К несчастью, некоторых из тех, кто помогали расставлять ловушку, сэр Джеймс уже не контролировал. Они попытались навредить его репутации, предав огласке эту историю, но до сих пор никто им не верил. Да и можно ли ожидать, что-то кто-то поверит в обвинения, выдвинутые против высокоуважаемого олдермена людьми, которые, судя по всему, имеют на него зуб. Новые враги сэра Джеймса, однако, были бы только рады использовать эту информацию для того, чтобы поднять скандал. Во многом еще и поэтому ему было так трудно заставить себя написать письмо.
И вот теперь, в самый последний момент, ему воспрепятствовал в этом странный фатум.
Какое-то время сэр Джеймс просто сидел в своем большом кожаном кресле, размышляя, не случился ли с ним удар. Очевидно, ему следовало сразу же позвонить доктору, но почему-то он этого не сделал. Он гордился своим исключительным здоровьем и способностью справляться с легкими недомоганиями методами скорее духовными, нежели медицинскими. Он не был последователем «Христианской науки», но верил, что лучшим лекарством от большинства болезней является сочетание молитвы и отказа признавать сам факт заболевания. Основная причина для подобных верований, вероятно, как раз таки и заключалась в его отменном здоровье. Медицина, по убеждению сэра Джеймса, являлась сущим шарлатанством. Свежий воздух, упражнения, воздержанность в еде и полный отказ от употребления алкоголя — вот и все, что необходимо со стороны физической. В остальном, если вы можете предстать перед Богом с чистой совестью, Он поддержит вас в тонусе.
Но откуда этот внезапный недуг? Несомненно, он еще слишком молод, чтобы начинать чахнуть. Хотя сэр Джеймс давно уже перешагнул сорокалетний рубеж, все говорили, что выглядит он лет на десять моложе. Конечно, в последнее время он сильно переутомлялся из-за расширяющегося бизнеса и более активного участия в общественной жизни, а текущая и предыдущая недели вовсе выдались исключительно беспокойными, что в итоге и вылилось в необходимость написания данного письма. Мучительно желая уклониться от этой обязанности, но он не мог просто взять и наплевать на все. Да, тогда люди будут знать, что он умышленно промолчал и предал то, за что выступал в приходской жизни, все те проповеди, в которых говорил о деловой нравственности и попечительстве крупных промышленников и отцов города.
Задуманное нужно довести до конца. Он решительно выбил из пачки сигарету и внезапно осознал, что делает это правой рукой. Он пошевелил пальцами, чтобы проверить ее. Встал и подхватил стоявший рядом стул. Подержал его какое-то время на вытянутой руке. Похоже, все снова было в порядке, и на какой-то миг сэр Джеймс даже поверил, что эта непродолжительная немощь ему только почудилась.
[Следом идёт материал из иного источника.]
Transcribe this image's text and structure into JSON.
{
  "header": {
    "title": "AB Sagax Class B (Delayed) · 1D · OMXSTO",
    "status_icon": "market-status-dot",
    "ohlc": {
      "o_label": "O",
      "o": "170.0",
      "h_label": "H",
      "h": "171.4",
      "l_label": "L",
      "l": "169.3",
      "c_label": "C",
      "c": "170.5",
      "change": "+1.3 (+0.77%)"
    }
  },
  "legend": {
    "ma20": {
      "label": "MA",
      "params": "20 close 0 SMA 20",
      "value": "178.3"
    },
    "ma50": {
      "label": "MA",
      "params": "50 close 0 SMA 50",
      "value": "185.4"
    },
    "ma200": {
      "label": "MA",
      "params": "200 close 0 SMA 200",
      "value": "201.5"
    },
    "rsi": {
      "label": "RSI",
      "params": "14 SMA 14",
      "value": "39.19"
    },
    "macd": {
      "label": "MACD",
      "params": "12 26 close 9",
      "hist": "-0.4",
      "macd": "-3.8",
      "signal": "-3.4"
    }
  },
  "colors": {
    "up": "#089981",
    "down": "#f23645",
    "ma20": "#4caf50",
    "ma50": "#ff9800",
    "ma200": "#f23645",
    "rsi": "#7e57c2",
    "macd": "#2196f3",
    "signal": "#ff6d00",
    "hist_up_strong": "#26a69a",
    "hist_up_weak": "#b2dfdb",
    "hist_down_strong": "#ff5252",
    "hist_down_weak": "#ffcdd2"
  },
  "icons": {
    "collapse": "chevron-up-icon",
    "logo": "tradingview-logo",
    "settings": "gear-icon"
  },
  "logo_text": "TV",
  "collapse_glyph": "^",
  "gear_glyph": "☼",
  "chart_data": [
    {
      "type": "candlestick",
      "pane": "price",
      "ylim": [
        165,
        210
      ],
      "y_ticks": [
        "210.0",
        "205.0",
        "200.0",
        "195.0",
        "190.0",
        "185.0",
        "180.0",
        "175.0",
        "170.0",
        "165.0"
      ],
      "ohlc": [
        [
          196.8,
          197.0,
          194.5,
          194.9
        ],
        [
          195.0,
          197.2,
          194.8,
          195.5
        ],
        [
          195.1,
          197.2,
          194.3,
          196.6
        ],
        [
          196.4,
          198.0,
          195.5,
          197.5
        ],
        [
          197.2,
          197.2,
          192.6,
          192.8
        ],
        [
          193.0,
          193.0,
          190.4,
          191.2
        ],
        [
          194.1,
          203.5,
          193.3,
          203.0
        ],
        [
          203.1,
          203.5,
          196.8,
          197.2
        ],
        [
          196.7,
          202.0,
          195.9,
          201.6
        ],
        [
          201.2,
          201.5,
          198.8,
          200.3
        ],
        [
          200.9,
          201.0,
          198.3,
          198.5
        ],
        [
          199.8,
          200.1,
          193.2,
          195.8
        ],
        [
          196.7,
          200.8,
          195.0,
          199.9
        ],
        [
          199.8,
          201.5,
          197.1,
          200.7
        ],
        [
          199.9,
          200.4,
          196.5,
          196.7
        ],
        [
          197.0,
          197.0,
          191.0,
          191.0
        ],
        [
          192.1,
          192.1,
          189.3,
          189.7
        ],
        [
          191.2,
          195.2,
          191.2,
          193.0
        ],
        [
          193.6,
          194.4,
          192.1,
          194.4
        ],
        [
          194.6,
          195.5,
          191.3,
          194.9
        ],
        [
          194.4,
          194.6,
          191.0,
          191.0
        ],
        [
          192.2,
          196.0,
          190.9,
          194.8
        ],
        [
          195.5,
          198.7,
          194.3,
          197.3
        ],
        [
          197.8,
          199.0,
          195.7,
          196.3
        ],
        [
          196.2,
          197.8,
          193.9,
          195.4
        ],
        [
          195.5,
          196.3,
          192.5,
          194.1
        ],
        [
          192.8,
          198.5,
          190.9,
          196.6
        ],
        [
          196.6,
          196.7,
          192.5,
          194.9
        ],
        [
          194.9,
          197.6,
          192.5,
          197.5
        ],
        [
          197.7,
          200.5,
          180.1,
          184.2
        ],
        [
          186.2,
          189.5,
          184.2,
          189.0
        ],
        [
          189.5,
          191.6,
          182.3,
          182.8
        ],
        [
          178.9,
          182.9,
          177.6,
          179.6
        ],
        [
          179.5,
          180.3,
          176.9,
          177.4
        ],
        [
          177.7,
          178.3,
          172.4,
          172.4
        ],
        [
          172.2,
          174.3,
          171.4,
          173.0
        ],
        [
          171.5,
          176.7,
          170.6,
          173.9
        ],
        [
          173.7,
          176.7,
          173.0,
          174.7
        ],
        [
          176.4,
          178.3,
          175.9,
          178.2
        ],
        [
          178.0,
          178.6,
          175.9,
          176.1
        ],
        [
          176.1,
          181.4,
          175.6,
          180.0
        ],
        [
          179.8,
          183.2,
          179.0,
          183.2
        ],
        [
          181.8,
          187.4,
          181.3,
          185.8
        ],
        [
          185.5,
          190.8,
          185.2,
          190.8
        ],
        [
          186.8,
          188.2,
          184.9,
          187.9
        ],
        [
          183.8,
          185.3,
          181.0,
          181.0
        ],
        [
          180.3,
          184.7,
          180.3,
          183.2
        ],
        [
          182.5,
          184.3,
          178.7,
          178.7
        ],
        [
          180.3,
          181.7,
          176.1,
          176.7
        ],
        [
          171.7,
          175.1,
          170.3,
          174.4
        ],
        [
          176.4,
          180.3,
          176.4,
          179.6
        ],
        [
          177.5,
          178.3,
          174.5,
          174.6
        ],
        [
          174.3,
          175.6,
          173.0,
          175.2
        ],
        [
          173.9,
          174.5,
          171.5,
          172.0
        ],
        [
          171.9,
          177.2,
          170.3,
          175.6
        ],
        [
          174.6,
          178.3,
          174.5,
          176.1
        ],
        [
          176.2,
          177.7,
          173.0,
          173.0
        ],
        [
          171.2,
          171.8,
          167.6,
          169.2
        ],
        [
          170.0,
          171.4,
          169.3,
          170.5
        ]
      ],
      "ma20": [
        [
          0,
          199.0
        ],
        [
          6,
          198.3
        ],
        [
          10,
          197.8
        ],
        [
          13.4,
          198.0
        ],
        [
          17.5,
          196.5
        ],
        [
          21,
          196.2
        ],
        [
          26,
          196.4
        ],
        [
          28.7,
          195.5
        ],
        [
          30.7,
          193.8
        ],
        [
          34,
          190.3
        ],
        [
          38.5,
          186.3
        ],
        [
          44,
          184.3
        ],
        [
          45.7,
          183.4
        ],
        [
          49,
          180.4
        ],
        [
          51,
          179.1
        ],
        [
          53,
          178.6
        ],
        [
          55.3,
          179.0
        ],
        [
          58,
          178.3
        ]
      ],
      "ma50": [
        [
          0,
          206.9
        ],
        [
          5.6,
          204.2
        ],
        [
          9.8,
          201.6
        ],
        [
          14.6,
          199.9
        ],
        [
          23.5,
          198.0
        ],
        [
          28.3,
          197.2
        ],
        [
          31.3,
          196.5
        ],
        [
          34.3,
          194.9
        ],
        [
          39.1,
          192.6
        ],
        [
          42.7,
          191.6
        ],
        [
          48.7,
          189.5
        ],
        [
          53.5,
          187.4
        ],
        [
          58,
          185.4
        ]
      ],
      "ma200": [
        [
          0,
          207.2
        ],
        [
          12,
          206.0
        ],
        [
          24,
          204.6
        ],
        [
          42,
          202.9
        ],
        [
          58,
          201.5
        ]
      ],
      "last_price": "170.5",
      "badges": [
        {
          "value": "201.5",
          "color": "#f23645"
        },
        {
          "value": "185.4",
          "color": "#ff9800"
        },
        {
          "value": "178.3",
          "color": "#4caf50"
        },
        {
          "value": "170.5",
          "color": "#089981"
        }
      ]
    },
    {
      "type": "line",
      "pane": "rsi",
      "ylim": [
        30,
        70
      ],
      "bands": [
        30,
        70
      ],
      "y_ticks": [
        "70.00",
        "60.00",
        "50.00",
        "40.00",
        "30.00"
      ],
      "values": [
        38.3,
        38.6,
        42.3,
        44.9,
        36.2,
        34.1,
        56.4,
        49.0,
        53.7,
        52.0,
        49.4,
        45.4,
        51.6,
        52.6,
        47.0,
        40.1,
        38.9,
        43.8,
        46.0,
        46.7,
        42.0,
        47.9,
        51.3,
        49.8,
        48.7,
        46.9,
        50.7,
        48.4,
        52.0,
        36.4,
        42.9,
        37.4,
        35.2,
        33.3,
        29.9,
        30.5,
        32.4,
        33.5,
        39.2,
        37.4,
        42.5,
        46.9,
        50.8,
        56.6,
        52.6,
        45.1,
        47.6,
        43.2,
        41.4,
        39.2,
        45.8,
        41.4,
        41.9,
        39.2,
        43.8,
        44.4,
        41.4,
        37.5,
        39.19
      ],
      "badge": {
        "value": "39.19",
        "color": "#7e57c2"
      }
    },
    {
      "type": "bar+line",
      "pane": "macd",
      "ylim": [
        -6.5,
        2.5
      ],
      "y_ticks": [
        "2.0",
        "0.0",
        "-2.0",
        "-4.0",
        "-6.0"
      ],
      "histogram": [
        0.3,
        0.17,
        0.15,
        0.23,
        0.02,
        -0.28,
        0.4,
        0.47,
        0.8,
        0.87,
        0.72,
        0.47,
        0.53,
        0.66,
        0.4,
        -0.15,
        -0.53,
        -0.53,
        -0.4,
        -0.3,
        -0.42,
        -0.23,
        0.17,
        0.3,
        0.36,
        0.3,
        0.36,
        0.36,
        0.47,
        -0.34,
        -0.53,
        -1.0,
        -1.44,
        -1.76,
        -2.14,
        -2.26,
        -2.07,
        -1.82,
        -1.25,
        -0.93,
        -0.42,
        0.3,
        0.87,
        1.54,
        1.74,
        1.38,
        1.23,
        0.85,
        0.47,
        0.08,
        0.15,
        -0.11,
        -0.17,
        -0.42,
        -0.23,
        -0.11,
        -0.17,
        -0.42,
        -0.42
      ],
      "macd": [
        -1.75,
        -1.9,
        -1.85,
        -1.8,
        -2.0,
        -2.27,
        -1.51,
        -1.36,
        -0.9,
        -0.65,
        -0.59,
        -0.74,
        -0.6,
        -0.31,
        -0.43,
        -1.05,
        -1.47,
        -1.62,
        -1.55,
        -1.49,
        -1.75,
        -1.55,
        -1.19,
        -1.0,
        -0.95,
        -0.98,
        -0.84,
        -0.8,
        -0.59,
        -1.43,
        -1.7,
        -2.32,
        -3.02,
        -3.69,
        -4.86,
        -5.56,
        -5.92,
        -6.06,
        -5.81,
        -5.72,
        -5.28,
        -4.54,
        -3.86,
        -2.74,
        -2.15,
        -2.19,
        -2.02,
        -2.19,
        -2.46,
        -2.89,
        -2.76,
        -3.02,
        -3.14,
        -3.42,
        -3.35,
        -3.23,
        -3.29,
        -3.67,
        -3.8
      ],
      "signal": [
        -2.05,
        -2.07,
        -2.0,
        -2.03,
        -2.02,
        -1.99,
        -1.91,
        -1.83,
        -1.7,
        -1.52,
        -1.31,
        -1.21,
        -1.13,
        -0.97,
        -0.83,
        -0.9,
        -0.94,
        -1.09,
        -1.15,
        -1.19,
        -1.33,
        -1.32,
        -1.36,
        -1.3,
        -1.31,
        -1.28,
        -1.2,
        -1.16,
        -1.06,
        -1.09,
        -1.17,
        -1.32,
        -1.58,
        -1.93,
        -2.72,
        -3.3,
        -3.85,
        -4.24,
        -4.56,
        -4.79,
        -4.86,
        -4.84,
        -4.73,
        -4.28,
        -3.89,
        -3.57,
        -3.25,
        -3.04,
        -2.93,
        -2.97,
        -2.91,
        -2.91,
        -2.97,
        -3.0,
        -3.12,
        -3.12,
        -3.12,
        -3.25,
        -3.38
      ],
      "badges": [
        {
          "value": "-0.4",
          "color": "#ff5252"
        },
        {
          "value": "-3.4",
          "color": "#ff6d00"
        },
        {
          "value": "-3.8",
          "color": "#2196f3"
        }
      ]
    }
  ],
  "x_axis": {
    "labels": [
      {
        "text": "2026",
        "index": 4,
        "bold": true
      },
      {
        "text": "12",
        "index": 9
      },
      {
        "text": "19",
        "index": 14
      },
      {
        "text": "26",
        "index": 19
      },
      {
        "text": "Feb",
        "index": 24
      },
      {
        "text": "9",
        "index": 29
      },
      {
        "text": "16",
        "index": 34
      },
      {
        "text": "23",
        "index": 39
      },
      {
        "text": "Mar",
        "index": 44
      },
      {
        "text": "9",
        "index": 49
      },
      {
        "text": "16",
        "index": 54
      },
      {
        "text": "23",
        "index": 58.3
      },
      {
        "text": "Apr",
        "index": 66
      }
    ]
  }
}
Он снова сел за стол и, тяжело вздохнув, взялся за ручку. С минуту-другую размышлял над тем, как лучше начать, но вскоре мысли унеслись вдаль. Затем он вдруг с удивлением обнаружил, что после слов «Мой дорогой советник Сондерсон» написал следующее: «Вы правильно поступили с этими молодыми свиньями и можете рассчитывать на мою поддержку. Если люди, вроде нас, не будут действовать энергично и держаться вместе, мы потеряем контроль. Удачи, приятель!»
Сэр Джеймс схватил письмо левой рукой, скомкал и бросил в огонь. Потом взял новый лист и начал заново. «Мой дорогой» — и тут правую руку снова парализовало. Он встал и прошелся по комнате, а через некоторое время заметил, что прочищает нос правой рукой. Рука снова стала нормальной.
Вошедшая в кабинет секретарша попросила объяснить один вызвавший сомнение пассаж в небрежно написанных им заметках, которые он попросил ее напечатать на машинке. Мисс Смит, Милдред — для родни, была для него чем-то большим, нежели просто идеальной секретаршей. По телефону она, разумеется, всегда разговаривала голосом счастливым и радостным. Ее стенография и машинопись были, конечно же, безупречными. Она знала о бизнесе почти столько же, сколько и сам управляющий директор, потому что он часто посвящал ее в свои дела; более того, обладала таким даром интуитивного понимания человеческой души, что работодатель нередко консультировался с ней в отношении сотрудников и привык доверять ее суждению. Случалось, она критиковала даже самого сэра Джеймса, и тогда ему приходилось поступать в соответствии с ее критикой. Обычно она навязывала свою точку зрения как бы между прочим и с таким тактом и юмором, что порицание принималось без потери достоинства. Почти всегда ее критика облекалась в форму донесения до другого человека той или иной точки зрения в более понятном виде, нежели ее мог сформулировать сам сэр Джеймс, и предложения более мягкого, чем планируемый им, образа действия.